Plaster created the board that oversees the annual ball at the Peabody Library.
“As a white queer person with a Ph.D. and educational privilege who is now working for Johns Hopkins University, which has historically inflicted harm on Black communities and Black and trans communities in Baltimore, being aware of those power dynamics is part of my role. And being aware of cultural appropriation is also part of that,” said Plaster, who also teaches a course called “Queer Performativity” at Hopkins.
Among those attending the ball will be students in Plaster’s class who are learning the history of the ballroom scene.
“They will be able to participate instead of being voyeurs,” Plaster said.
Renowned choreographer Marquis Clanton will perform the opening dance number Saturday with 20 dance students from the Peabody Institute. The group has been practicing for the past two months.
“Teaching them the vogueing and teaching them about the community, it’s amazing,” Clanton said.
The ballroom scene works with a hierarchy based on experience and skill level.
Competitors are assigned different statuses as they build more experience. For example, if you come to a ball as a newcomer and compete without being part of a particular house, you are considered a “007.” Once you join a house, you become a “star,” followed by a “statement,” “up and coming,” “legendary,” “icon,” “hall of famer” and “pioneer.”
The board only hires members of the ballroom scene for the ball. The security, caterer, and DJ (DJ Lucky) are fixtures within the ballroom world.
Clanton has the distinction of being named an icon in Philadelphia, Virginia and Baltimore. He likens the status to that of a community leader.

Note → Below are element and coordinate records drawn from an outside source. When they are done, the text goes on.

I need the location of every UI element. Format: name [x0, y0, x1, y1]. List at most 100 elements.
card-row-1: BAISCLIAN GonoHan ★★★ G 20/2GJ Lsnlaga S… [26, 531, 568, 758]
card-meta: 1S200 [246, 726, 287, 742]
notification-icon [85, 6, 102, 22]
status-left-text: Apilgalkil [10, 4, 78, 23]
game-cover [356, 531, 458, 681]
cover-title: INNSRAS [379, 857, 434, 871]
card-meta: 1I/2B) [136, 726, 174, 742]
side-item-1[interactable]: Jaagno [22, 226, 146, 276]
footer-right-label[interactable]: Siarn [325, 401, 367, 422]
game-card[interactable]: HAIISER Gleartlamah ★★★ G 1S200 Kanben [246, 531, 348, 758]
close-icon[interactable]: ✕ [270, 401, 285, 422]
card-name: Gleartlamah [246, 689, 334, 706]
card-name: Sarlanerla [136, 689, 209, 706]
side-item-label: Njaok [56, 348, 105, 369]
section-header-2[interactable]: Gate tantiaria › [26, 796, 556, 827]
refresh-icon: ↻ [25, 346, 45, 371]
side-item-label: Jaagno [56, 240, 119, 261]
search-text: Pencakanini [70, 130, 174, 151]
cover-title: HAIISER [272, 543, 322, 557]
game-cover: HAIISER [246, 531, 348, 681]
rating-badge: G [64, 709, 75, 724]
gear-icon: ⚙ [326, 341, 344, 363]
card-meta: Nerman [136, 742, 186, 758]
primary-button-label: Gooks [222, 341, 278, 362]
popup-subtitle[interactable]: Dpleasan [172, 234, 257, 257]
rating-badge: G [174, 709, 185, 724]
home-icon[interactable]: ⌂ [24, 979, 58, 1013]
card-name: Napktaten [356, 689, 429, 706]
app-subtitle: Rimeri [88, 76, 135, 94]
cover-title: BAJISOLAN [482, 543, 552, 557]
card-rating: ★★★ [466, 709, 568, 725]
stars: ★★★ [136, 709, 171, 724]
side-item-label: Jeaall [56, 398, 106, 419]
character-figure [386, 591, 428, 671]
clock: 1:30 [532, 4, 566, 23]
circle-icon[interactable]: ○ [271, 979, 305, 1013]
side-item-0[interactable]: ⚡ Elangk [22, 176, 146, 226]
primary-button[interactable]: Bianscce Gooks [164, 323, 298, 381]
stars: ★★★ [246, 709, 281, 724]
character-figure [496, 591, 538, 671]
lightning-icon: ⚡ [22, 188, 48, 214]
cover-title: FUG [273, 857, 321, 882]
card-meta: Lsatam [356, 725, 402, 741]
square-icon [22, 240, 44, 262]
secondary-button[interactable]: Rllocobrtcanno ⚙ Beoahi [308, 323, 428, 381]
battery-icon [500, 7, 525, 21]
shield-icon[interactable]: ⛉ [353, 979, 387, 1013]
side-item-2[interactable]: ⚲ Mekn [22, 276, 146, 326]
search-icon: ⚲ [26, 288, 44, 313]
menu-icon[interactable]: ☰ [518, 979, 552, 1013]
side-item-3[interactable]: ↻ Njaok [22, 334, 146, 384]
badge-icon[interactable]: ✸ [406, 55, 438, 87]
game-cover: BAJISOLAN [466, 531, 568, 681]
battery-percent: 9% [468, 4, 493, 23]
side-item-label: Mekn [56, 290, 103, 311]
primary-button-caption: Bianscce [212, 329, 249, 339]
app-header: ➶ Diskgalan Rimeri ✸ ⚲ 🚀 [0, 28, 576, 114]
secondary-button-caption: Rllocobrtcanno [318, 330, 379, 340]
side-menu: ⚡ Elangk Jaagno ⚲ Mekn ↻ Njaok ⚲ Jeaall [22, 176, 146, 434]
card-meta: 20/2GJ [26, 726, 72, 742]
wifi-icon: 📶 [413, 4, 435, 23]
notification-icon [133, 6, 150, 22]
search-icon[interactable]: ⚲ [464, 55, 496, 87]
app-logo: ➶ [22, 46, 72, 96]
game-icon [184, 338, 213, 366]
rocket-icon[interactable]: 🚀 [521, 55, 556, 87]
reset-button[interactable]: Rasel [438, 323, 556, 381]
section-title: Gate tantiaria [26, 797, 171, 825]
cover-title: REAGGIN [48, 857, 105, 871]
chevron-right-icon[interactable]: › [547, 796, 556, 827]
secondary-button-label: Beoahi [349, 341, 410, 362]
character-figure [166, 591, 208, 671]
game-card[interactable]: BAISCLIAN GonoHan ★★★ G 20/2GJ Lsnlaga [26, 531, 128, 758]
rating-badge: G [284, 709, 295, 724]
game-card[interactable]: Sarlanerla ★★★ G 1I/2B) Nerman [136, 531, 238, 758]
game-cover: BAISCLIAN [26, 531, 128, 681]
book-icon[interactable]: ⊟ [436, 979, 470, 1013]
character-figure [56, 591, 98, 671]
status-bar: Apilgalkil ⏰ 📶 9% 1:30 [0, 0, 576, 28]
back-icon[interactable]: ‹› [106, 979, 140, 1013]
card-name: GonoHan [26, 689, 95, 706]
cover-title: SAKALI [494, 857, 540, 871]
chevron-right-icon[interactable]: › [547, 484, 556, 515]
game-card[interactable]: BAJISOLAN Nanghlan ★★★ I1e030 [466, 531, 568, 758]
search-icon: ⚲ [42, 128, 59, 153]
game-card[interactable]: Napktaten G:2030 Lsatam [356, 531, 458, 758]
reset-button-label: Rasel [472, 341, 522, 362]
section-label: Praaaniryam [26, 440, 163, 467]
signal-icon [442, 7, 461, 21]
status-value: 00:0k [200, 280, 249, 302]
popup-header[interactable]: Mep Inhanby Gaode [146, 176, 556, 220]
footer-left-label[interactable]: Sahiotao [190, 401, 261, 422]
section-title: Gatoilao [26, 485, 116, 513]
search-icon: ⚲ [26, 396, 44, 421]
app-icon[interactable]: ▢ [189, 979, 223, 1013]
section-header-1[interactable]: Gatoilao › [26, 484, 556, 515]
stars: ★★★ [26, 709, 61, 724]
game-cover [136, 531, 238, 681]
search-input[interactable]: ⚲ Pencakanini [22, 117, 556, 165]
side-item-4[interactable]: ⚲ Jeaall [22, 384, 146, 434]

“You have to know how to navigate. You have to remain humble. If you can be able to take a win, you have to take a loss,” said Clanton, who was introduced to the ballroom scene in 1999 by the House of Revlon.
Clanton then joined the House of Revlon and has won numerous titles. He’s considered an icon and hall-of-famer in the ballroom world. His work has appeared on shows like “Pose” on FX, “Legendary” on HBO Max and the 2020 film “Dark City Beneath The Beat.”
“It’s family. Also, it’s like-minded people who understand your struggles, sexuality and who you are as an individual,” West said. “It’s unity, family, love and peace. But it’ also chaotic. With competition and competing for large amounts of trophy prizes and money, that creates ego, attitudes and personalities. Everyone wants to be No. 1. But only one can win.”
Ultimately, the goal of the ball’s organizers is to raise awareness of their culture.
“I want them to get a little knowledge. I want them to have a really good time,” Carr said.
Grey added: “We’ve come really far from a dark place.”